The critical experimental materials for the present experiment were identical to those in Experiment 1 (though see footnote 5). For each subject, the 40 experimental items were randomly intermixed with 42 filler items taken from Farmer et al.’s Experiments 2 and 3, and were presented after 6 practice trials. In addition, comprehension questions for each of the experimental items and filler items used in the present experiment were also taken from Farmer et al.’s study, modified only when required by one of the new sentence frames used in this experiment.

Procedure

Stimuli were presented using the Linger software package, running on a Windows computer. All stimuli were presented in Courier font. Subjects read written instructions on the computer screen. These instructions emphasized that subjects should read at their natural pace, making sure that they understood what they read. Subjects were then given an opportunity to ask the experimenter any questions they had about the self-paced reading methodology. Six practice items were presented to introduce the word-by-word moving window display before subjects began the experimental trials. Each practice and experimental trial consisted of a sentence on a single line. Before any words were displayed, dashes indicated the position of each word in the sentence. These dashes remained in view throughout the trial, except for the word currently being read. Subjects pressed the space bar on a keyboard to see the first word of the sentence, and to advance through the sentence word by word. After each experimental sentence, a yes-or-no comprehension question was presented. Subjects used letter keys to indicate their responses. The entire experimental took about 20 minutes. Subjects averaged 94% correct on the comprehension questions associated with the experimental items, and 90% correct overall.

Results

Visual inspection of the RT distributions revealed only a few long outliers for the critical word and the subsequent word; trimming at 1000 ms eliminated three observations for each word position. The same mixed linear model that was fit to the data from Experiment 1 was applied here. The dependent measures were buttonpress latency on the critical word (where Farmer et al. found their effects) and on the following word. Reading time means are presented in Table 4 and in Figure 2. It is apparent that once again the sentence frame manipulation did not significantly affect reading times, nor were there notable interactions between this manipulation and the other experimental manipulations. As in Experiment 1, noun-like words were read slightly faster than verb-like words, but unlike in Experiment 1, verbs were read faster than nouns.

Table 4.

Mean (standard error) reading time in Experiment 2, in ms, for critical word and for subsequent word, by experimental condition, and by original (Farmer et al., 2006) vs. new sentence frame

Critical Word Subsequent Word

Farmer et al. frames
 Noun-like Nouns 342(11.6) 322(10.5)
 Verb-like Nouns 356(13.9) 344(12.2)
 Noun-like Verbs 326(9.6) 324(9.9)
 Verb-like Verbs 328(9.6) 331(10.0)
New frames
 Noun-like Nouns 351(12.5) 342(12.4)
 Verb-like Nouns 347(12.9) 347(10.5)
 Noun-like Verbs 322(9.1) 326(10.9)
 Verb-like Verbs 333(11.1) 345(11.4)

Figure 2.

Figure 2

Reading time means on the critical word in Experiment 2, collapsed across the sentence frame factor. Error bars represent standard error of the mean.

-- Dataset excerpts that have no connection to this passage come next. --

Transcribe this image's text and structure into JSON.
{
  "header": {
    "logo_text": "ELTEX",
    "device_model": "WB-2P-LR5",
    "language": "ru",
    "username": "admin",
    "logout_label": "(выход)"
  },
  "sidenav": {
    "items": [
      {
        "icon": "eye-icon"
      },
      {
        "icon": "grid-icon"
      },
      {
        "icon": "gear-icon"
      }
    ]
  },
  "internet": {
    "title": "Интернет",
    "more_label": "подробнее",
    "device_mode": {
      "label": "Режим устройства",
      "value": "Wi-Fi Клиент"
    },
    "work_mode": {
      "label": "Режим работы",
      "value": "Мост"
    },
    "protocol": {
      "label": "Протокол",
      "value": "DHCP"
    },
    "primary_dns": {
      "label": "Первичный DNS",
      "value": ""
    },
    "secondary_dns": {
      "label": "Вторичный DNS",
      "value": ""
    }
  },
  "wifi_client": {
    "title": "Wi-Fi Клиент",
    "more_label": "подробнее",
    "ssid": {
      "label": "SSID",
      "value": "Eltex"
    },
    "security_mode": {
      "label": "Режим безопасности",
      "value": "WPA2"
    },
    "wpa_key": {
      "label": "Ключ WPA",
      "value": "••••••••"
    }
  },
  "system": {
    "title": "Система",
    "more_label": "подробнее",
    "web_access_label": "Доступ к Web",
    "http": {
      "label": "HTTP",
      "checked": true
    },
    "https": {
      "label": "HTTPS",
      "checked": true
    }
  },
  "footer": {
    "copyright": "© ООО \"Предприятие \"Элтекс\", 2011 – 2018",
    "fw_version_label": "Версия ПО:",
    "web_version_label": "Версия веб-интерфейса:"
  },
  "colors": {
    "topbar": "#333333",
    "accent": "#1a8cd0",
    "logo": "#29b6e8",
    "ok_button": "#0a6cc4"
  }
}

Model parameters and p-values are presented in Table 5. There were no fully significant effects of any experimental manipulations. The effect of part of speech was marginally significant on the critical word. As in Experiment 1, there was no hint of the critical interaction effect. Unlike Experiment 1, neither the frequency effect nor the length effect was significant, but both went in the predicted direction, i.e., reading times were longer on words that were longer and lower in frequency.

Table 5.

Regression weights in linear mixed-effects model for reading time on the critical word and the subsequent word in Experiment 2, and associated p-values

Critical Word Subsequent Word
Estimate p-value Estimate p-value

Intercept 335.915 .0001 335.070 .0001
Part of Speech −18.665 .065 −7.129 .456
Phonological
Classification
7.090 .475 13.293 .144
PoS * PC −1.594 .930 −.448 .971
Length 4.719 .142 1.099 .702
Log Frequency −2.090 .439 −.998 .679

Discussion

The central result of Experiment 2 is simply the null finding of no phonological typicality effect. But there are a few data patterns in Experiment 2 that are worth discussing briefly. First, Experiment 2 found once again that noun-like items were read non-significantly faster than verb-like items, for both nouns and verbs. If this is indeed a reliable effect, it would appear on its surface to be phonological in nature (though not a typicality effect). However, there are other possible explanations. For example, White (2008) and Staub, Hollway, White, and Rayner (2008) have found that orthographic familiarity, as measured by the summed token frequency of letters, bigrams, and trigrams within a word, affects fixation durations in normal reading and response time in single word recognition paradigms. Thus, as phonological differences between nouns and verbs are likely to correspond to spelling differences, it is plausible that orthographic familiarity may play a role in the present finding. Second, unlike in Experiment 1, reading times in Experiment 2 were marginally slower for nouns than for verbs. The context that preceded the critical word varied systematically between the nouns and verbs, and it is quite likely that this variation interacted differently with the different tasks. For example, the one-character difference in the length of the immediately preceding word (“the” or “to”) is likely to have affected the probability that this word was directly fixated in normal reading (Drieghe, Rayner, & Pollatsek, 2005), and hence likely to have affected the eyes’ landing position on the critical word, while no similar effect would have arisen in self-paced reading. Finally, it may appear surprising that no frequency effect was obtained in Experiment 2. But while frequency effects are very robust in the eye movement record (Inhoff & Rayner, 1986; Rayner & Duffy, 1986) and in single word paradigms (Balota & Chumbley, 1984, 1985) we know of no convincing demonstration of frequency effects in self-paced reading.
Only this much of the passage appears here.